President Obama plans to speak on the future of the U.S. mission in Afghanistan on Wednesday, senior administration officials said Monday.
The president is expected to announce his decision on the level of troop withdrawals, though it was unclear whether a final determination had been made. White House Press Secretary Jay Carney said at his daily briefing Monday that the president was “reviewing all of the options” and “is still in the process of finalizing” the size and scope of any proposed drawdown.
The venue for Obama’s Wednesday speech was not disclosed. On Thursday, the president will visit Ft. Drum in New York, which is home to the 10th Mountain Division that has been heavily involved in the fighting in Afghanistan and Iraq. Carney would not say whether the visit was tied to his announcement.

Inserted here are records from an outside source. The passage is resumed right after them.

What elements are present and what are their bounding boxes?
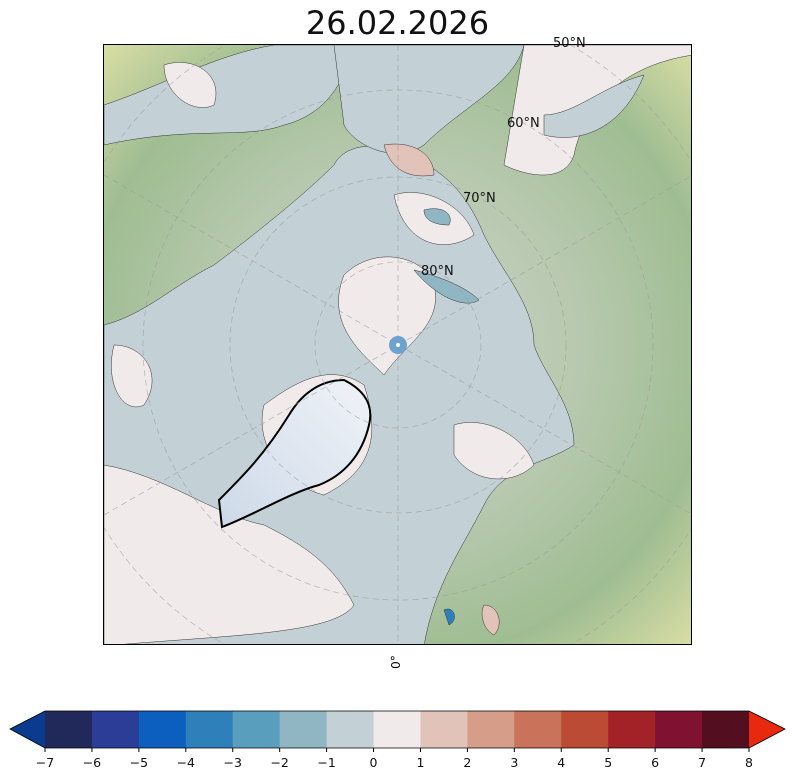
colorbar-bin: [185, 711, 234, 748]
greenland-ice-sheet: [217, 378, 372, 529]
lat-label-60: 60°N: [507, 116, 540, 131]
colorbar-bin: [279, 711, 328, 748]
colorbar-bin: [91, 711, 140, 748]
colorbar-tick-label: 5: [604, 755, 612, 770]
colorbar-tick-label: 3: [510, 755, 518, 770]
colorbar-tick-label: 2: [463, 755, 471, 770]
colorbar-over-extension: [749, 711, 785, 748]
colorbar-tick-label: −2: [270, 755, 288, 770]
colorbar-bin: [467, 711, 515, 748]
colorbar-bin: [326, 711, 375, 748]
colorbar-tick-label: 6: [651, 755, 659, 770]
lat-label-70: 70°N: [463, 191, 496, 206]
colorbar-tick-label: −7: [36, 755, 54, 770]
colorbar: −7 −6 −5 −4 −3 −2 −1 0 1 2 3 4 5 6 7 8: [9, 710, 786, 770]
colorbar-bin: [702, 711, 750, 748]
colorbar-tick-label: −3: [224, 755, 242, 770]
colorbar-bin: [608, 711, 656, 748]
colorbar-under-extension: [10, 711, 45, 748]
colorbar-tick-label: 0: [370, 755, 378, 770]
colorbar-tick-label: −4: [177, 755, 195, 770]
colorbar-tick-label: 7: [698, 755, 706, 770]
lat-label-50: 50°N: [553, 36, 586, 51]
lat-label-80: 80°N: [421, 264, 454, 279]
colorbar-bin: [514, 711, 562, 748]
colorbar-bin: [232, 711, 281, 748]
map-canvas: [104, 45, 691, 644]
colorbar-bin: [655, 711, 703, 748]
colorbar-bin: [138, 711, 187, 748]
colorbar-bin: [420, 711, 468, 748]
colorbar-tick-label: 4: [557, 755, 565, 770]
colorbar-tick-label: 8: [745, 755, 753, 770]
colorbar-bin: [373, 711, 421, 748]
polar-map: [103, 44, 692, 645]
colorbar-bin: [45, 711, 93, 748]
colorbar-tick-label: −6: [83, 755, 101, 770]
colorbar-bin: [561, 711, 609, 748]
map-title: 26.02.2026: [305, 4, 490, 42]
colorbar-tick-label: −5: [130, 755, 148, 770]
colorbar-tick-label: −1: [317, 755, 335, 770]
colorbar-tick-label: 1: [416, 755, 424, 770]
lon-label-0: 0°: [388, 655, 403, 669]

There are more than 100,000 U.S. troops in Afghanistan, of which about 30,000 are considered part of the so-called surge, a rapid buildup designed to stabilize the country while Afghanistan builds up its own forces to fight the Taliban.
Obama has said he would begin bringing U.S. troops home as soon as next month, but he has been in the process of deciding the size of the withdrawal. The killing of Osama bin Laden in May was a new factor being considered as Obama met with senior officials in recent weeks.

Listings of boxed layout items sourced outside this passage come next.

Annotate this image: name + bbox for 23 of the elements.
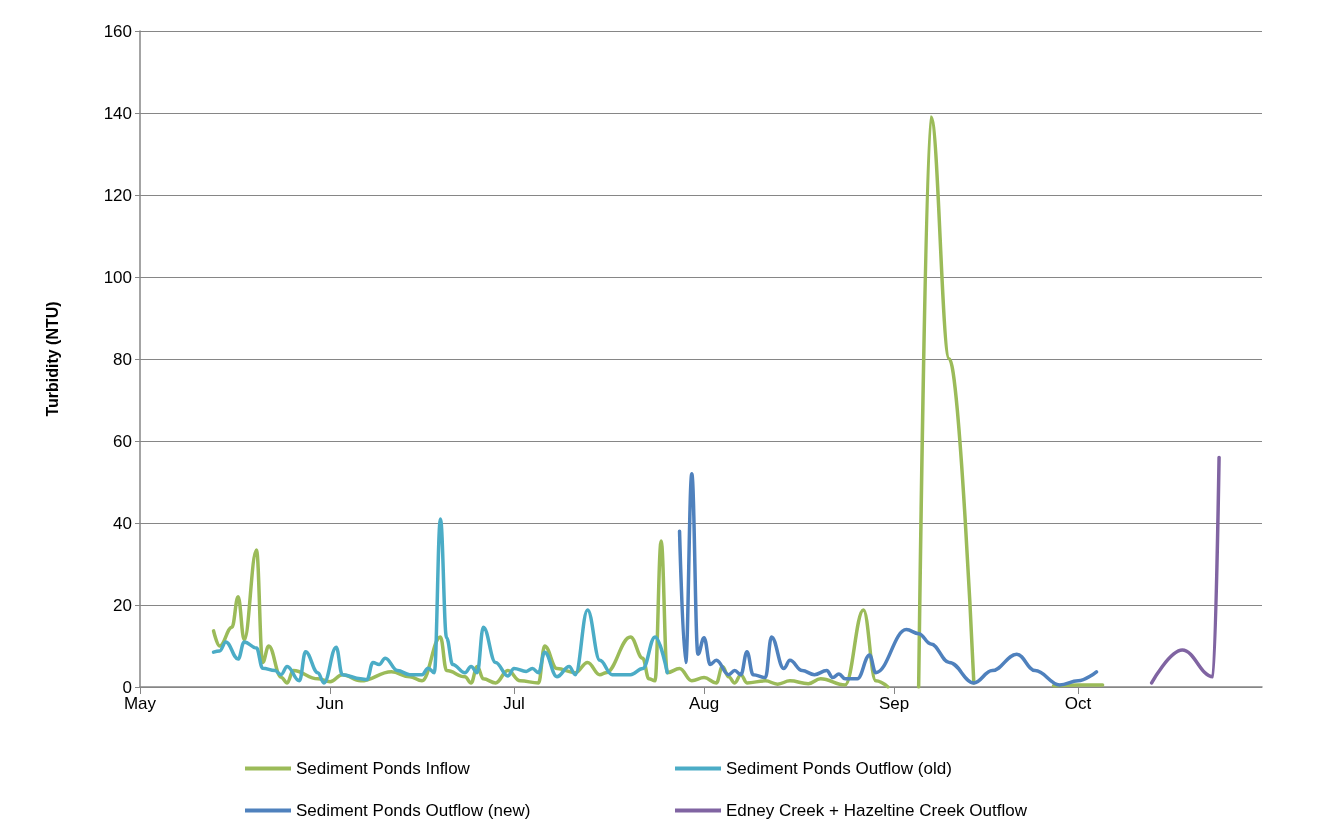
line-series (1149, 455, 1221, 685)
y-tick-label: 80 (113, 349, 132, 369)
y-tick-label: 40 (113, 513, 132, 533)
y-tick-label: 120 (103, 185, 132, 205)
legend-label: Sediment Ponds Outflow (new) (296, 801, 531, 820)
y-axis-title: Turbidity (NTU) (43, 301, 61, 417)
x-tick-label: May (123, 694, 157, 713)
y-tick-label: 140 (103, 103, 132, 123)
y-tick-label: 100 (103, 267, 132, 287)
y-tick-label: 20 (113, 595, 132, 615)
legend-label: Sediment Ponds Inflow (296, 759, 471, 778)
legend-label: Sediment Ponds Outflow (old) (726, 759, 952, 778)
line-series (211, 517, 670, 685)
x-tick-label: Sep (879, 694, 910, 713)
y-tick-label: 0 (122, 677, 132, 697)
x-tick-label: Jun (316, 694, 344, 713)
x-tick-label: Jul (503, 694, 525, 713)
y-tick-label: 160 (103, 21, 132, 41)
y-tick-label: 60 (113, 431, 132, 451)
x-tick-label: Aug (688, 694, 720, 713)
legend-label: Edney Creek + Hazeltine Creek Outflow (726, 801, 1028, 820)
x-tick-label: Oct (1064, 694, 1092, 713)
line-series (677, 472, 1099, 687)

The president faces conflicting pressures from a war-weary public and lawmakers and military officials who want a more modest drawdown. Carney said the president’s decision would be motivated by an assessment of the success of the mission to this point.
“There has been significant progress in disrupting, or halting, the momentum of the Taliban, and significant progress in stabilizing Afghanistan and the government to allow Afghan national security forces to build up, to train and prepare for taking over the lead,” Carney said. “So he looks at this decision as a part of a process, of a policy he put in motion.”